A few days ago, in the wake of Patricia Neal's death, I mentioned the movie she did with Andy Griffith, "A Face In The Crowd," in which Griffith plays the sort of folksy loudmouth who could be the role model for today's cable news pundits.

Here's a perfect example of one of those modern day pundits. Reason's Radley Balko writes about Wendy Murphy, a former assistant district attorney, who shows up on TV to spout off on all sorts of legal matters. From the birthright citizenship debate to her abhorrent comments about the Duke lacrosse case (she was 100% sure the players were guilty, even when the evidence showed they weren't) to other topics that are the grist of 24-hour info-arguments, Murphy is often inaccurate and slanderous.

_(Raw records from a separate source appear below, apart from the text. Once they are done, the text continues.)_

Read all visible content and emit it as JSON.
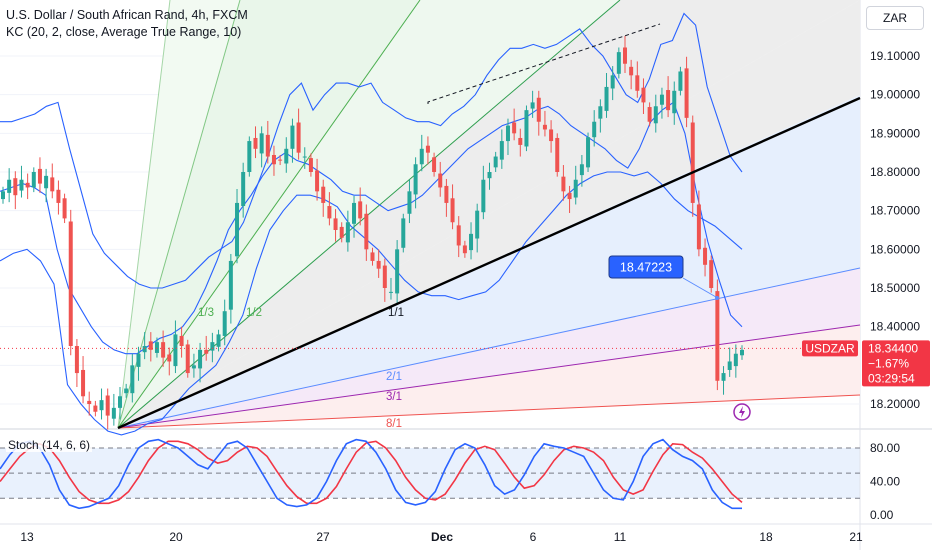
{
  "header": {
    "title": "U.S. Dollar / South African Rand, 4h, FXCM",
    "indicator": "KC (20, 2, close, Average True Range, 10)",
    "currency": "ZAR"
  },
  "price_label": {
    "symbol": "USDZAR",
    "price": "18.34400",
    "change": "−1.67%",
    "countdown": "03:29:54"
  },
  "callout": "18.47223",
  "fan_labels": [
    "1/3",
    "1/2",
    "1/1",
    "2/1",
    "3/1",
    "8/1"
  ],
  "stoch": {
    "label": "Stoch (14, 6, 6)",
    "ticks": [
      "80.00",
      "40.00",
      "0.00"
    ]
  },
  "x_ticks": [
    "13",
    "20",
    "27",
    "Dec",
    "6",
    "11",
    "18",
    "21"
  ],
  "colors": {
    "up": "#26a69a",
    "down": "#ef5350",
    "keltner": "#2962ff",
    "trend": "#000000",
    "stoch_k": "#2962ff",
    "stoch_d": "#f23645",
    "price_tag": "#f23645",
    "callout": "#2962ff"
  },
  "chart_data": [
    {
      "type": "line",
      "y_ticks": [
        18.2,
        18.3,
        18.4,
        18.5,
        18.6,
        18.7,
        18.8,
        18.9,
        19.0,
        19.1
      ],
      "ylim": [
        18.13,
        19.22
      ],
      "x_tick_labels": [
        "13",
        "20",
        "27",
        "Dec",
        "6",
        "11",
        "18",
        "21"
      ],
      "series": [
        {
          "values": [
            18.75,
            18.78,
            18.74,
            18.78,
            18.76,
            18.8,
            18.77,
            18.79,
            18.75,
            18.72,
            18.68,
            18.35,
            18.28,
            18.22,
            18.2,
            18.18,
            18.21,
            18.17,
            18.19,
            18.22,
            18.24,
            18.3,
            18.33,
            18.35,
            18.34,
            18.36,
            18.32,
            18.31,
            18.38,
            18.35,
            18.28,
            18.3,
            18.34,
            18.33,
            18.36,
            18.38,
            18.44,
            18.57,
            18.72,
            18.8,
            18.88,
            18.86,
            18.9,
            18.84,
            18.82,
            18.83,
            18.86,
            18.92,
            18.85,
            18.84,
            18.8,
            18.75,
            18.72,
            18.68,
            18.65,
            18.63,
            18.67,
            18.72,
            18.68,
            18.6,
            18.57,
            18.55,
            18.5,
            18.49,
            18.6,
            18.68,
            18.75,
            18.82,
            18.86,
            18.85,
            18.8,
            18.76,
            18.72,
            18.67,
            18.61,
            18.59,
            18.64,
            18.7,
            18.78,
            18.8,
            18.84,
            18.88,
            18.92,
            18.9,
            18.87,
            18.96,
            18.98,
            18.93,
            18.91,
            18.88,
            18.8,
            18.75,
            18.73,
            18.78,
            18.82,
            18.89,
            18.93,
            18.97,
            19.02,
            19.05,
            19.11,
            19.08,
            19.05,
            19.01,
            18.98,
            18.93,
            18.97,
            19.0,
            18.96,
            19.01,
            19.06,
            18.94,
            18.72,
            18.6,
            18.56,
            18.5,
            18.26,
            18.28,
            18.31,
            18.33,
            18.34
          ]
        },
        {
          "values": [
            18.93,
            18.93,
            18.94,
            18.95,
            18.97,
            18.98,
            18.86,
            18.75,
            18.64,
            18.59,
            18.56,
            18.53,
            18.51,
            18.5,
            18.5,
            18.51,
            18.52,
            18.55,
            18.58,
            18.6,
            18.62,
            18.67,
            18.75,
            18.83,
            18.92,
            19.0,
            19.03,
            18.96,
            19.0,
            19.03,
            19.03,
            19.02,
            19.03,
            18.98,
            18.96,
            18.94,
            18.93,
            18.93,
            18.92,
            18.95,
            18.97,
            19.0,
            19.05,
            19.09,
            19.12,
            19.12,
            19.13,
            19.12,
            19.13,
            19.15,
            19.17,
            19.13,
            19.1,
            19.05,
            19.0,
            18.98,
            19.04,
            19.13,
            19.14,
            19.21,
            19.18,
            19.02,
            18.93,
            18.84,
            18.8
          ]
        },
        {
          "values": [
            18.75,
            18.76,
            18.77,
            18.76,
            18.74,
            18.6,
            18.5,
            18.45,
            18.4,
            18.36,
            18.34,
            18.33,
            18.33,
            18.35,
            18.37,
            18.38,
            18.4,
            18.44,
            18.5,
            18.57,
            18.65,
            18.7,
            18.74,
            18.79,
            18.83,
            18.85,
            18.83,
            18.82,
            18.8,
            18.78,
            18.75,
            18.74,
            18.74,
            18.72,
            18.7,
            18.71,
            18.72,
            18.74,
            18.77,
            18.8,
            18.83,
            18.86,
            18.88,
            18.9,
            18.92,
            18.93,
            18.94,
            18.96,
            18.97,
            18.95,
            18.92,
            18.9,
            18.88,
            18.86,
            18.83,
            18.81,
            18.86,
            18.93,
            18.96,
            18.98,
            18.9,
            18.75,
            18.62,
            18.52,
            18.43,
            18.4
          ]
        },
        {
          "values": [
            18.57,
            18.59,
            18.6,
            18.57,
            18.51,
            18.25,
            18.2,
            18.16,
            18.13,
            18.12,
            18.13,
            18.15,
            18.16,
            18.2,
            18.24,
            18.27,
            18.3,
            18.36,
            18.43,
            18.55,
            18.65,
            18.7,
            18.74,
            18.74,
            18.73,
            18.71,
            18.66,
            18.63,
            18.6,
            18.56,
            18.52,
            18.49,
            18.48,
            18.48,
            18.47,
            18.48,
            18.49,
            18.52,
            18.57,
            18.62,
            18.66,
            18.7,
            18.74,
            18.77,
            18.79,
            18.8,
            18.8,
            18.79,
            18.8,
            18.77,
            18.73,
            18.7,
            18.68,
            18.66,
            18.63,
            18.6
          ]
        }
      ]
    },
    {
      "type": "line",
      "y_ticks": [
        0,
        40,
        80
      ],
      "ylim": [
        -5,
        100
      ],
      "series": [
        {
          "values": [
            55,
            72,
            85,
            88,
            80,
            60,
            30,
            12,
            8,
            10,
            15,
            20,
            35,
            60,
            80,
            88,
            90,
            85,
            80,
            70,
            60,
            55,
            70,
            85,
            88,
            80,
            60,
            40,
            20,
            12,
            10,
            12,
            20,
            40,
            65,
            85,
            90,
            88,
            75,
            55,
            30,
            15,
            12,
            15,
            28,
            55,
            78,
            85,
            80,
            60,
            35,
            25,
            30,
            48,
            70,
            85,
            82,
            80,
            75,
            70,
            50,
            30,
            20,
            18,
            40,
            70,
            85,
            90,
            78,
            70,
            65,
            55,
            30,
            15,
            8,
            8
          ]
        },
        {
          "values": [
            40,
            55,
            70,
            80,
            85,
            80,
            65,
            45,
            28,
            18,
            14,
            14,
            18,
            28,
            45,
            65,
            80,
            88,
            88,
            85,
            78,
            68,
            62,
            65,
            75,
            82,
            80,
            70,
            52,
            35,
            22,
            14,
            14,
            20,
            34,
            55,
            75,
            86,
            88,
            80,
            65,
            45,
            30,
            20,
            18,
            25,
            42,
            62,
            78,
            82,
            78,
            62,
            45,
            32,
            35,
            48,
            65,
            78,
            82,
            80,
            75,
            65,
            45,
            30,
            25,
            30,
            52,
            72,
            85,
            84,
            75,
            68,
            55,
            40,
            25,
            15
          ]
        }
      ]
    }
  ]
}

But that doesn't matter in cable news. She gets invited back again and again because she's LOUD. She stakes out a position and sticks to it, even in the face of overwhelming evidence that she's wrong, and will say anything to justify her claims. As Balko writes,
It's all theater, you see. She's just playing a part. It's fine if she slanders some people, ruins some reputations, spouts flat falsehoods, and generally dumbs down the public discourse. Because it's just entertainment. It's what pundits do.
I'm surprised no one's given her a show of her own yet.